American landscape architect

Douglas Baylis (January 7, 1915 – November 28, 1971) was a landscape architect often credited as a founder of the "California School" of modern landscape architecture alongside contemporaries Thomas Church, Garrett Eckbo, and Robert Royston.

==Early life and education==
Baylis was born in 1915 in East Orange, New Jersey and moved to California, where he attended high school; he graduated in 1941 from the University of California, Berkeley with a degree in landscape architecture, minoring in art and architecture. His professors at Berkeley included H. Leland Vaughan, John William Gregg, and Harry Shepherd. Baylis was the first to receive the student award from the American Society of Landscape Architects (ASLA).

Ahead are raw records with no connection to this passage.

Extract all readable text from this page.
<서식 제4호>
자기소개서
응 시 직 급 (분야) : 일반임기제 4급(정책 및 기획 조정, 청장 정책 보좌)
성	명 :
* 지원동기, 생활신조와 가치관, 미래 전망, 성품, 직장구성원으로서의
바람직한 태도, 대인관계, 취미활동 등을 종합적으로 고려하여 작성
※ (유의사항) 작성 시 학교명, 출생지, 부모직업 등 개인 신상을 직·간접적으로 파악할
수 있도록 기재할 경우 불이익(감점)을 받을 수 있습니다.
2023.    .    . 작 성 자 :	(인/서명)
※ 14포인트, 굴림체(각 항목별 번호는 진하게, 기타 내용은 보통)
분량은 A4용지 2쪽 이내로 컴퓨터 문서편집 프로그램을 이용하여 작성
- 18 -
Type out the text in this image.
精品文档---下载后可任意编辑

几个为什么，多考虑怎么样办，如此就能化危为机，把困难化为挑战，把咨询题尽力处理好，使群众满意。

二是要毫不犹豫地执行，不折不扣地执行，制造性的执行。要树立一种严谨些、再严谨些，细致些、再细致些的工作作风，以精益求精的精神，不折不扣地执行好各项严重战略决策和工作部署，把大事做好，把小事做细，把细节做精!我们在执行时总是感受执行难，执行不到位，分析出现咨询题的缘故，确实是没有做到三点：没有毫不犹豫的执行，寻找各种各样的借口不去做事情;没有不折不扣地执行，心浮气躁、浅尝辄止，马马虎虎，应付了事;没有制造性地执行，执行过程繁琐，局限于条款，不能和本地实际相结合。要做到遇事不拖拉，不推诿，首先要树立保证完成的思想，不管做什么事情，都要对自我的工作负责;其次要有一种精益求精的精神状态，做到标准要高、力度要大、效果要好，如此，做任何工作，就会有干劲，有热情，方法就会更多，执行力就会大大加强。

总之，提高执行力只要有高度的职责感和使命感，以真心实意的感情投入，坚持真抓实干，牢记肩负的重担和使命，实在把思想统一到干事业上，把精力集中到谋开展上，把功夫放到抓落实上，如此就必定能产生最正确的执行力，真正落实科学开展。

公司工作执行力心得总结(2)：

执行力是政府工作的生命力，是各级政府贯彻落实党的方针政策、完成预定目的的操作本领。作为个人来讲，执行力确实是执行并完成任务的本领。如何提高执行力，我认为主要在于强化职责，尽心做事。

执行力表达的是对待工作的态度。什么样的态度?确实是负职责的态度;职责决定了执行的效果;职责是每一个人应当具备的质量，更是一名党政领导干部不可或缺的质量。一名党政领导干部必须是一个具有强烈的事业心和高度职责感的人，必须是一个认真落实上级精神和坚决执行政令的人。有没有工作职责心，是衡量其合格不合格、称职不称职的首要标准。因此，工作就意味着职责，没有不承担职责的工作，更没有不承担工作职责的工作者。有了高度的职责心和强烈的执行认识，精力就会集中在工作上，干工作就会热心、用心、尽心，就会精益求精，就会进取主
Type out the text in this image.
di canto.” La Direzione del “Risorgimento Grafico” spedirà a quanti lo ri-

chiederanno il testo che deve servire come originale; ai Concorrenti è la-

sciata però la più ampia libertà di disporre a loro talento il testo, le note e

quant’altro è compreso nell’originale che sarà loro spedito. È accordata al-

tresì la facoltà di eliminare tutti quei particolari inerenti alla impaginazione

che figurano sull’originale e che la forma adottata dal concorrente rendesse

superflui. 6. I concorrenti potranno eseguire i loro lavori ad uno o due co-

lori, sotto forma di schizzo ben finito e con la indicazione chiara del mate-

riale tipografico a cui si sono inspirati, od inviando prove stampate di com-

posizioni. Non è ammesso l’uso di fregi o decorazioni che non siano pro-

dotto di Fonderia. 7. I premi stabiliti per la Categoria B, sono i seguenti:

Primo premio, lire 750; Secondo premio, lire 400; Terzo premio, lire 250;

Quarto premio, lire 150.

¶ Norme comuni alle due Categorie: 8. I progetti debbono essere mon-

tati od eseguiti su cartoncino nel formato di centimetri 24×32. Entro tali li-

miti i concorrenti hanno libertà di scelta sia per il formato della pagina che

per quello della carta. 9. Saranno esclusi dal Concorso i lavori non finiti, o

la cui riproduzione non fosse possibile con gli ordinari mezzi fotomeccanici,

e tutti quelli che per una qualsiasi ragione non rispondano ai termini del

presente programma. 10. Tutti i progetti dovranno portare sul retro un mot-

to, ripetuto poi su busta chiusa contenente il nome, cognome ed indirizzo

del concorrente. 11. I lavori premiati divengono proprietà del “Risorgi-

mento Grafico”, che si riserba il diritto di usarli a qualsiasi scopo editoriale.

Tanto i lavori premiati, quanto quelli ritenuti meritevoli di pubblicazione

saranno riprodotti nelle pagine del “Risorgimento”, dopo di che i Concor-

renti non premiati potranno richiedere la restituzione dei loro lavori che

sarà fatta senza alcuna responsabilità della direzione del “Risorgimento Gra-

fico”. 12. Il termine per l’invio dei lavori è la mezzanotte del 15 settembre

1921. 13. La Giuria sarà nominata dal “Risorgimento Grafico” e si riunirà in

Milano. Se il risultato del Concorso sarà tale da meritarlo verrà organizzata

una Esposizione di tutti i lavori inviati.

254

Baylis met his wife, graphic designer Maggie (née Hilbiber), after she moved to California and advertised for "hands for hire"; the two were married in 1948. Doug and Maggie's strengths complemented each other and they collaborated successfully, primarily on residential gardens, throughout his career.

==Career==
After graduation, Baylis worked for Thomas Church for approximately four years before leaving to start his own firm, working from his home office on Telegraph Hill. Baylis was retained as the supervising landscape architect for the Berkeley campus from 1956 to 1959. He served on the San Francisco Arts Commission in the late 1950s and was appointed a trustee of the ASLA in 1963.

Notable commissions include:
- Civic Center Plaza, San Francisco
- Washington Square, San Francisco (1956, with Francis J. McCarthy)
- Monterey Road
- Gardens at IBM Headquarters, San Jose (1957, with John Savage Bolles)
- and stations for BART (1968–70, with Ernest Born)
- Unit-House, Hayward (in collaboration with architect Gordon Drake)

Baylis was hired and created conceptual designs for the surface level of Portsmouth Square in the late 1950s while plans were being prepared to excavate an underground parking garage, but later disavowed further work on the site.

Douglas and Maggie Baylis worked with the Douglas Fir Plywood Association in the early 1960s to develop the "Play Projects": portable wooden structural units designed for children to stack, climb, and play, including Plyform (later renamed Tri-Tower), Flying Saucer, Tippy-totter, Freeway, Climbing Tower, and Kitty Corner.

==Death and legacy==
Baylis died in 1971 in San Francisco.

A scholarship is named for Baylis, established in 1998 by the Maggie Baylis Revocable Living Trust, for landscape architecture students studying at Cal Poly San Luis Obispo.